Shakshuka or a version of this dish has been a part of my diet for quite some time. Nothing beats eggs on a late Sunday morning (admit it, you actually mean 'afternoon') and nothing really can beat eggs cooked in a hot aromatic vegetable sauce... with fresh basil... and cheese.
If you're not yet familiar with shakshuka, here's a couple of facts: shakshuka is a Middle Eastern dish of eggs cooked in a vegetable sauce, which normally consists of tomatoes, onions & chilli or sweet peppers. Cumin is often used for flavour & aroma and bread is served alongside to scrape out any leftover sauce (but hey, let's forget bread this time). Shakshuka can be started on the stovetop and then finished off in the oven or cooked on the stovetop from start to finish. Latter, obviously, requires less effort. I actually prefer it cooked on the stovetop as that way it's easier to make sure that yolks stay runny. I can't stand overcooked eggs in a shakshuka, it's like missing out on something that could have been so great yet got ruined. Because eggs can easily turn dry in the oven, I choose to stick to the stovetop.

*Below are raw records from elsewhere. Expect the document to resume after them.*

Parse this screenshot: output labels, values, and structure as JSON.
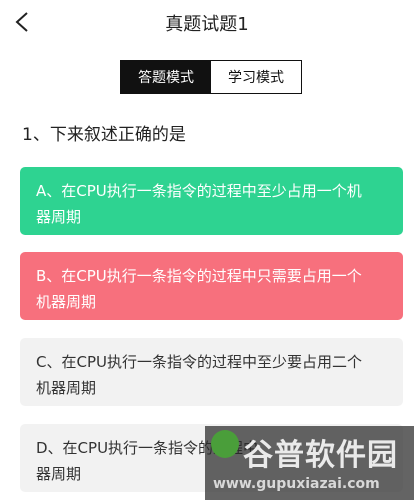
{
  "header": {
    "title": "真题试题1",
    "back_icon": "chevron-left-icon"
  },
  "mode_switch": {
    "tabs": [
      {
        "label": "答题模式",
        "active": true
      },
      {
        "label": "学习模式",
        "active": false
      }
    ]
  },
  "question": {
    "text": "1、下来叙述正确的是"
  },
  "options": [
    {
      "line1": "A、在CPU执行一条指令的过程中至少占用一个机",
      "line2": "器周期",
      "state": "correct"
    },
    {
      "line1": "B、在CPU执行一条指令的过程中只需要占用一个",
      "line2": "机器周期",
      "state": "wrong"
    },
    {
      "line1": "C、在CPU执行一条指令的过程中至少要占用二个",
      "line2": "机器周期",
      "state": "normal"
    },
    {
      "line1": "D、在CPU执行一条指令的过程中",
      "line2": "器周期",
      "state": "normal"
    }
  ],
  "watermark": {
    "main": "谷普软件园",
    "url": "www.gupuxiazai.com"
  },
  "colors": {
    "correct": "#2ed391",
    "wrong": "#f7707d",
    "normal": "#f2f2f2",
    "switch_active": "#111111"
  }
}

It's also quite popular to add different types of vegetables (like carrots and zucchini) to make the base for the sauce, but I still like it best made from tomatoes only. On the other hand, a couple of sweet pepper slices (to my liking - well cooked) can be a good addition, too so do try to add some if you're a pepper fan. Fresh basil is my newest discovery for this egg dish. Two-three leaves are simply not enough so I add a big bunch of this aromatic herb. To sum things up, my shakshuka basically went from Middle Eastern to Italian. Oh well, who gives a damn.
makes one 2-egg shakshuka | Cooking time: 10 mins
- 2 eggs
- 8 tablespoons of pure tomato passata (tomatoes only)

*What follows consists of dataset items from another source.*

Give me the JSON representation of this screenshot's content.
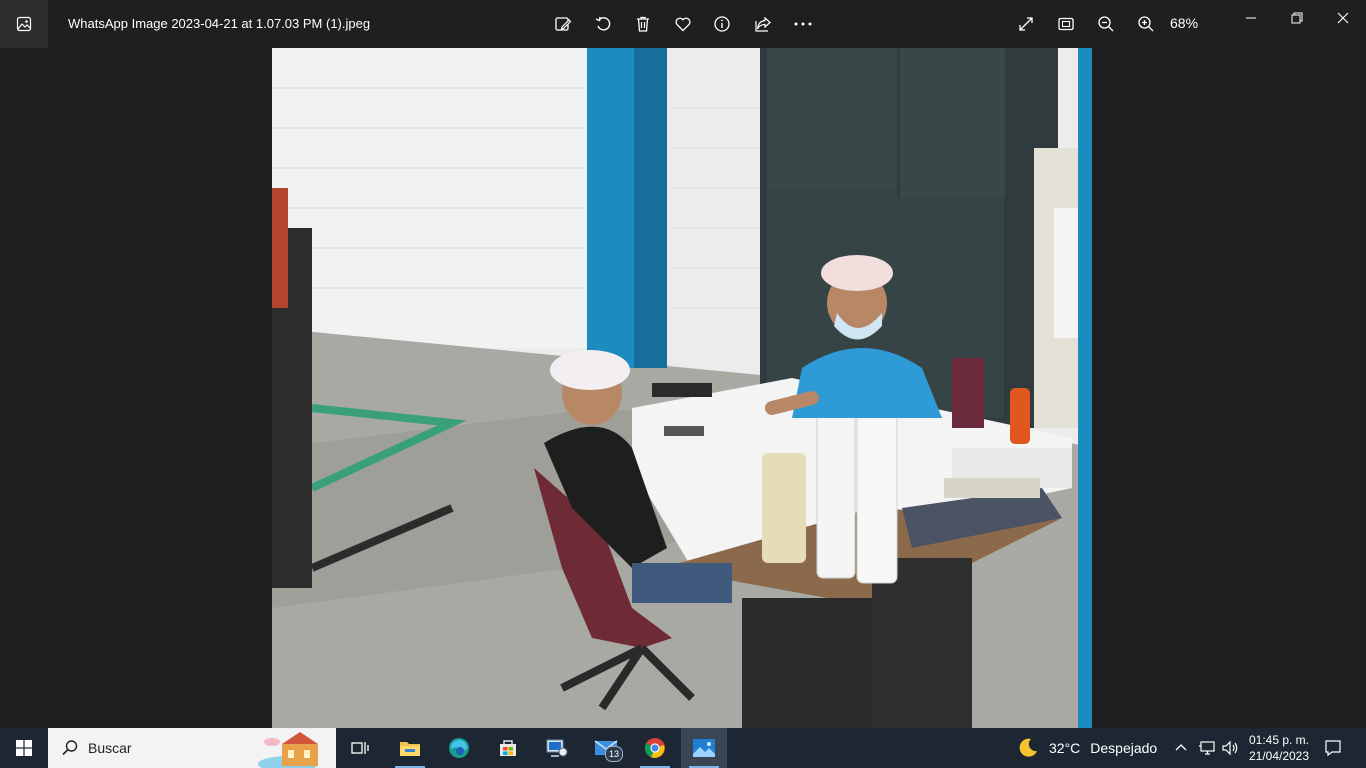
{
  "window": {
    "title": "WhatsApp Image 2023-04-21 at 1.07.03 PM (1).jpeg",
    "zoom": "68%",
    "toolbar_icons": [
      "edit-image-icon",
      "rotate-icon",
      "delete-icon",
      "favorite-icon",
      "info-icon",
      "share-icon",
      "more-icon"
    ],
    "view_icons": [
      "fullscreen-icon",
      "fit-window-icon",
      "zoom-out-icon",
      "zoom-in-icon"
    ],
    "window_controls": [
      "minimize-icon",
      "restore-icon",
      "close-icon"
    ]
  },
  "taskbar": {
    "search_placeholder": "Buscar",
    "apps": [
      "task-view-icon",
      "file-explorer-icon",
      "edge-icon",
      "store-icon",
      "network-app-icon",
      "mail-icon",
      "chrome-icon",
      "photos-icon"
    ],
    "mail_badge": "13",
    "weather": {
      "temp": "32°C",
      "condition": "Despejado"
    },
    "clock": {
      "time": "01:45 p. m.",
      "date": "21/04/2023"
    },
    "accent": "#7eb4ea"
  }
}
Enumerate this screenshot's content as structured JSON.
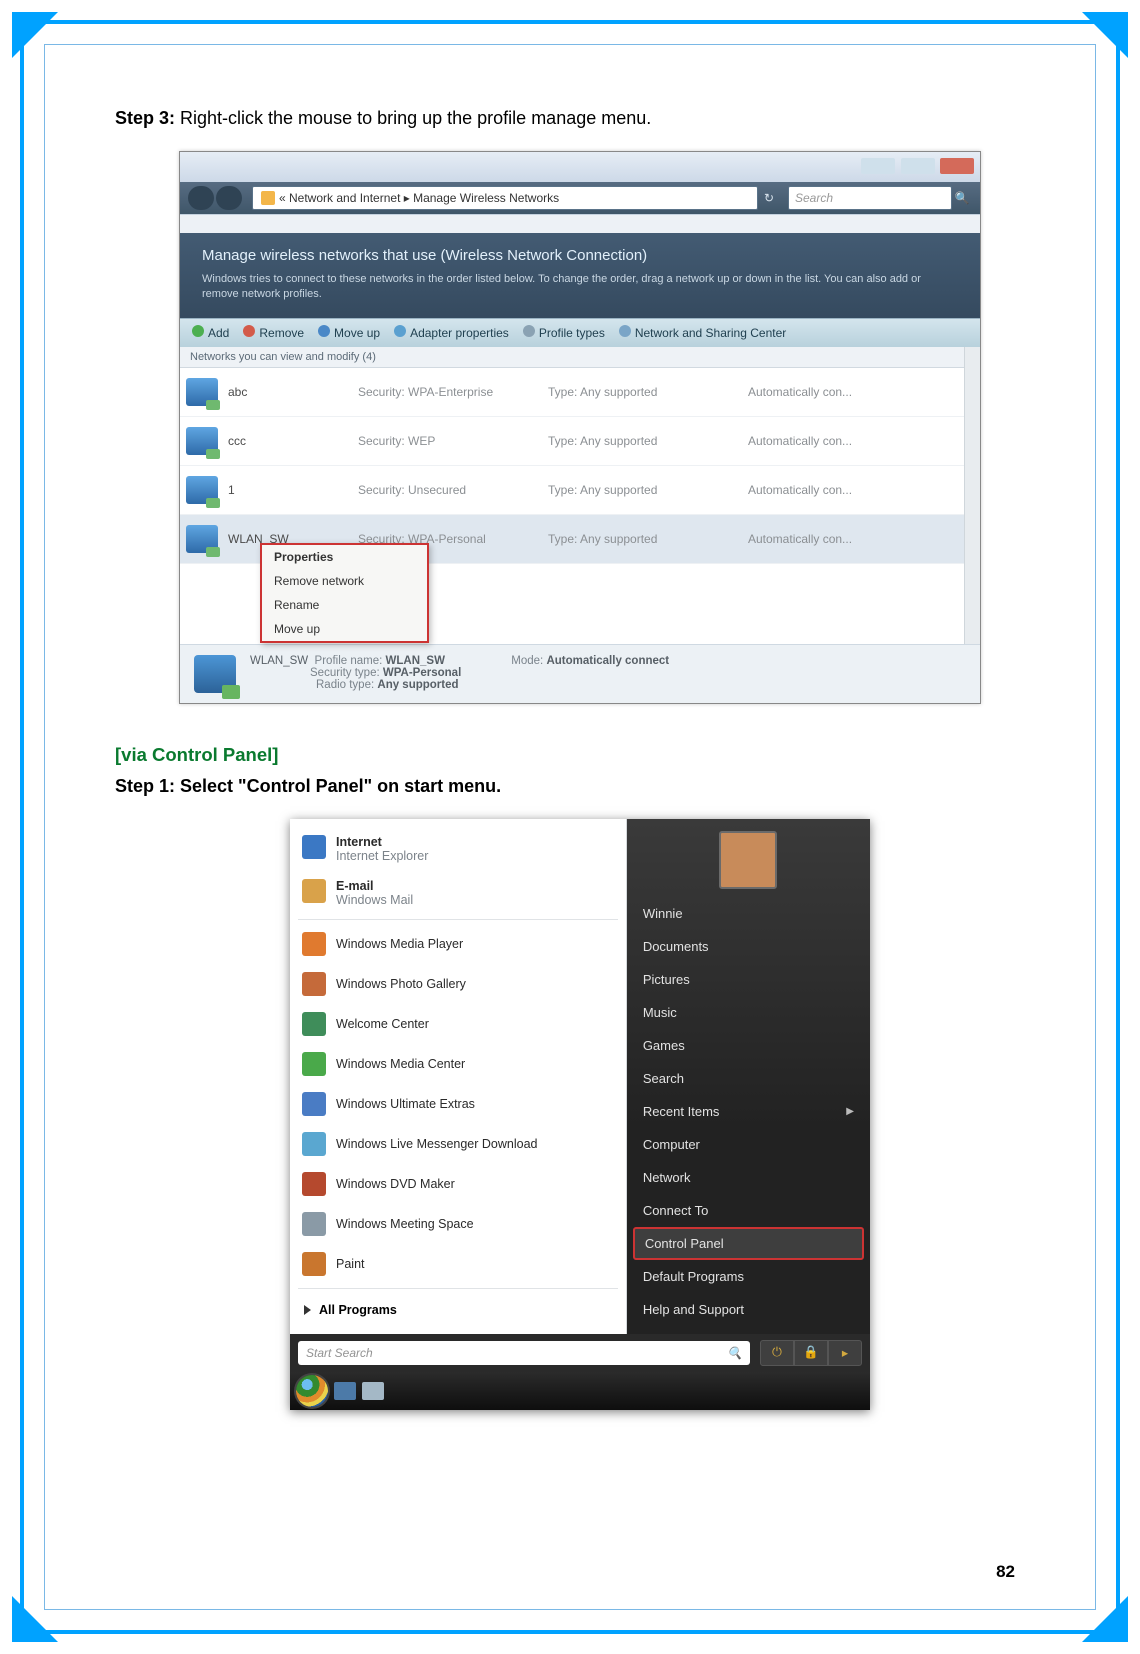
{
  "page_number": "82",
  "step3": {
    "label": "Step 3:",
    "text": " Right-click the mouse to bring up the profile manage menu."
  },
  "section2_title": "[via Control Panel]",
  "step1_cp": {
    "label": "Step 1: Select \"Control Panel\" on start menu.",
    "text": ""
  },
  "fig1": {
    "window_buttons": {
      "min": "_",
      "max": "□",
      "close": "x"
    },
    "addr_path": "« Network and Internet ▸ Manage Wireless Networks",
    "addr_refresh": "↻",
    "search_placeholder": "Search",
    "header_title": "Manage wireless networks that use (Wireless Network Connection)",
    "header_desc": "Windows tries to connect to these networks in the order listed below. To change the order, drag a network up or down in the list. You can also add or remove network profiles.",
    "toolbar": {
      "add": "Add",
      "remove": "Remove",
      "moveup": "Move up",
      "adapter": "Adapter properties",
      "profile": "Profile types",
      "sharing": "Network and Sharing Center"
    },
    "column_header": "Networks you can view and modify (4)",
    "networks": [
      {
        "name": "abc",
        "sec": "Security: WPA-Enterprise",
        "type": "Type: Any supported",
        "auto": "Automatically con..."
      },
      {
        "name": "ccc",
        "sec": "Security: WEP",
        "type": "Type: Any supported",
        "auto": "Automatically con..."
      },
      {
        "name": "1",
        "sec": "Security: Unsecured",
        "type": "Type: Any supported",
        "auto": "Automatically con..."
      },
      {
        "name": "WLAN_SW",
        "sec": "Security: WPA-Personal",
        "type": "Type: Any supported",
        "auto": "Automatically con..."
      }
    ],
    "context_menu": {
      "m0": "Properties",
      "m1": "Remove network",
      "m2": "Rename",
      "m3": "Move up"
    },
    "details": {
      "name_line": "WLAN_SW",
      "profile_label": "Profile name:",
      "profile_val": "WLAN_SW",
      "sec_label": "Security type:",
      "sec_val": "WPA-Personal",
      "radio_label": "Radio type:",
      "radio_val": "Any supported",
      "mode_label": "Mode:",
      "mode_val": "Automatically connect"
    }
  },
  "fig2": {
    "left_pinned": [
      {
        "title": "Internet",
        "sub": "Internet Explorer",
        "color": "#3b78c4"
      },
      {
        "title": "E-mail",
        "sub": "Windows Mail",
        "color": "#d9a24a"
      }
    ],
    "left_items": [
      {
        "label": "Windows Media Player",
        "color": "#e07a2f"
      },
      {
        "label": "Windows Photo Gallery",
        "color": "#c56a3a"
      },
      {
        "label": "Welcome Center",
        "color": "#3f8d5a"
      },
      {
        "label": "Windows Media Center",
        "color": "#4aa94a"
      },
      {
        "label": "Windows Ultimate Extras",
        "color": "#4a7cc4"
      },
      {
        "label": "Windows Live Messenger Download",
        "color": "#5aa7d0"
      },
      {
        "label": "Windows DVD Maker",
        "color": "#b5492e"
      },
      {
        "label": "Windows Meeting Space",
        "color": "#8a9aa6"
      },
      {
        "label": "Paint",
        "color": "#c9762e"
      }
    ],
    "all_programs": "All Programs",
    "right_user": "Winnie",
    "right_items": [
      "Documents",
      "Pictures",
      "Music",
      "Games",
      "Search",
      "Recent Items",
      "Computer",
      "Network",
      "Connect To"
    ],
    "right_highlight": "Control Panel",
    "right_items2": [
      "Default Programs",
      "Help and Support"
    ],
    "search_placeholder": "Start Search",
    "search_icon": "🔍",
    "power": {
      "btn1": "⏻",
      "btn2": "🔒",
      "btn3": "▸"
    }
  }
}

- 2 teaspoons of olive oil
- a couple of shallot slices
- chilli flakes & salt
- dried oregano
- a bunch of fresh basil
- parmesan flakes
- black pepper
Heat olive oil in a 20cm diameter frying pan (use bigger if making 4 or 6-egg shakshuka), pour in the tomato passata, sprinkle with chilli flakes and some salt, add thinly sliced shallot rings. Crack in two eggs without braking the yolks. Cook on medium-low heat for a couple of minutes until eggs start to set. Cover the pan and let the egg whites finish cooking for another minute or two. Keep an eye on your shakshuka – once the egg whites are just set, but yolks still runny – it is done. Remove from heat, add a generous bunch of fresh basil leaves, top with grated or flaked parmesan. A touch of black pepper and you’re all set.